Penyempurnaan Perda Kota Palu
Selain kebijakan pengecualian pajak, dalam pembahasan Perda ini juga ditemukan adanya kekeliruan redaksional. Rusman menyebut, pada Pasal II terdapat kesalahan pengetikan yang seharusnya tertulis “Peraturan Daerah”, namun tercantum “Peraturan Wali Kota”.
Temuan tersebut menjadi bagian dari penyempurnaan Perda yang sedang diproses. Pansus berkomitmen untuk memastikan bahwa setiap ketentuan dalam Perda benar-benar sesuai dengan tujuan awalnya, serta tidak menimbulkan kerancuan dalam implementasinya.
Dampak Ekonomi yang Diharapkan
Dari sisi ekonomi, kebijakan ini diharapkan bisa memberikan dampak positif yang signifikan. Dengan mengurangi beban pajak, pelaku usaha kecil akan memiliki lebih banyak ruang untuk berinovasi dan meningkatkan kualitas produk serta layanan. Hal ini juga bisa mendorong pertumbuhan ekonomi lokal yang lebih inklusif dan berkelanjutan.
Beberapa ahli ekonomi menyatakan bahwa kebijakan seperti ini sangat penting dalam mendukung UMKM, yang sering kali menjadi tulang punggung perekonomian daerah. Dengan dukungan dari pemerintah daerah, pelaku usaha kecil dapat tumbuh dan berkembang tanpa harus terbebani oleh pajak yang terlalu berat.

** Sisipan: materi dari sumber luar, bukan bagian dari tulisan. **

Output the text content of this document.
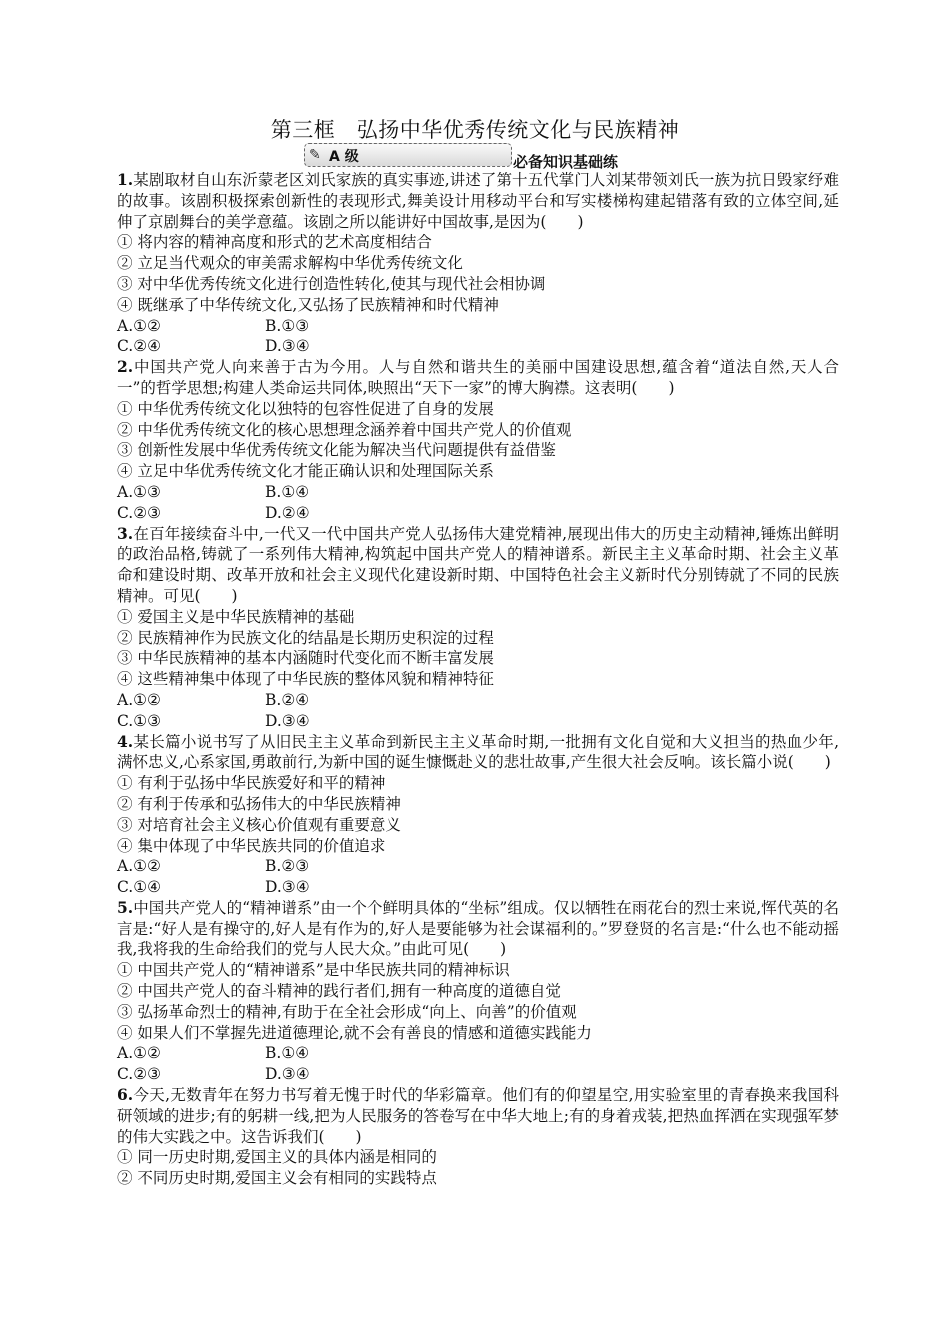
第三框　弘扬中华优秀传统文化与民族精神
✎ A 级	必备知识基础练

1.某剧取材自山东沂蒙老区刘氏家族的真实事迹,讲述了第十五代掌门人刘某带领刘氏一族为抗日毁家纾难的故事。该剧积极探索创新性的表现形式,舞美设计用移动平台和写实楼梯构建起错落有致的立体空间,延伸了京剧舞台的美学意蕴。该剧之所以能讲好中国故事,是因为(　　)

① 将内容的精神高度和形式的艺术高度相结合

② 立足当代观众的审美需求解构中华优秀传统文化

③ 对中华优秀传统文化进行创造性转化,使其与现代社会相协调

④ 既继承了中华传统文化,又弘扬了民族精神和时代精神

A.①②	B.①③
C.②④	D.③④

2.中国共产党人向来善于古为今用。人与自然和谐共生的美丽中国建设思想,蕴含着“道法自然,天人合一”的哲学思想;构建人类命运共同体,映照出“天下一家”的博大胸襟。这表明(　　)

① 中华优秀传统文化以独特的包容性促进了自身的发展

② 中华优秀传统文化的核心思想理念涵养着中国共产党人的价值观

③ 创新性发展中华优秀传统文化能为解决当代问题提供有益借鉴

④ 立足中华优秀传统文化才能正确认识和处理国际关系

A.①③	B.①④
C.②③	D.②④

3.在百年接续奋斗中,一代又一代中国共产党人弘扬伟大建党精神,展现出伟大的历史主动精神,锤炼出鲜明的政治品格,铸就了一系列伟大精神,构筑起中国共产党人的精神谱系。新民主主义革命时期、社会主义革命和建设时期、改革开放和社会主义现代化建设新时期、中国特色社会主义新时代分别铸就了不同的民族精神。可见(　　)

① 爱国主义是中华民族精神的基础

② 民族精神作为民族文化的结晶是长期历史积淀的过程

③ 中华民族精神的基本内涵随时代变化而不断丰富发展

④ 这些精神集中体现了中华民族的整体风貌和精神特征

A.①②	B.②④
C.①③	D.③④

4.某长篇小说书写了从旧民主主义革命到新民主主义革命时期,一批拥有文化自觉和大义担当的热血少年,满怀忠义,心系家国,勇敢前行,为新中国的诞生慷慨赴义的悲壮故事,产生很大社会反响。该长篇小说(　　)

① 有利于弘扬中华民族爱好和平的精神

② 有利于传承和弘扬伟大的中华民族精神

③ 对培育社会主义核心价值观有重要意义

④ 集中体现了中华民族共同的价值追求

A.①②	B.②③
C.①④	D.③④

5.中国共产党人的“精神谱系”由一个个鲜明具体的“坐标”组成。仅以牺牲在雨花台的烈士来说,恽代英的名言是:“好人是有操守的,好人是有作为的,好人是要能够为社会谋福利的。”罗登贤的名言是:“什么也不能动摇我,我将我的生命给我们的党与人民大众。”由此可见(　　)

① 中国共产党人的“精神谱系”是中华民族共同的精神标识

② 中国共产党人的奋斗精神的践行者们,拥有一种高度的道德自觉

③ 弘扬革命烈士的精神,有助于在全社会形成“向上、向善”的价值观

④ 如果人们不掌握先进道德理论,就不会有善良的情感和道德实践能力

A.①②	B.①④
C.②③	D.③④

6.今天,无数青年在努力书写着无愧于时代的华彩篇章。他们有的仰望星空,用实验室里的青春换来我国科研领域的进步;有的躬耕一线,把为人民服务的答卷写在中华大地上;有的身着戎装,把热血挥洒在实现强军梦的伟大实践之中。这告诉我们(　　)

① 同一历史时期,爱国主义的具体内涵是相同的

② 不同历史时期,爱国主义会有相同的实践特点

Langkah-Langkah yang Dilakukan
Untuk memastikan kebijakan ini dapat diimplementasikan secara efektif, pemerintah daerah dan DPRD Kota Palu akan terus melakukan evaluasi dan pemantauan. Selain itu, sosialisasi kepada pelaku usaha kecil juga akan dilakukan agar mereka memahami hak dan kewajiban mereka sesuai dengan Perda yang baru.
Selain itu, pemerintah daerah juga akan memperkuat kerja sama dengan berbagai pihak terkait, seperti organisasi pengusaha dan lembaga pemberdayaan masyarakat, untuk memastikan bahwa kebijakan ini benar-benar dirasakan manfaatnya oleh masyarakat.
Kesimpulan
Perubahan Perda Kota Palu Nomor 9 Tahun 2023 tentang Pajak Daerah dan Retribusi Daerah menunjukkan komitmen pemerintah daerah dalam mendukung pelaku usaha kecil, khususnya sektor makanan dan minuman. Dengan pengecualian pajak bagi usaha dengan peredaran tidak lebih dari Rp10 juta per bulan, kebijakan ini diharapkan mampu mendorong pertumbuhan ekonomi dari bawah dan memberikan ruang bagi masyarakat kelas menengah ke bawah untuk berkembang secara mandiri.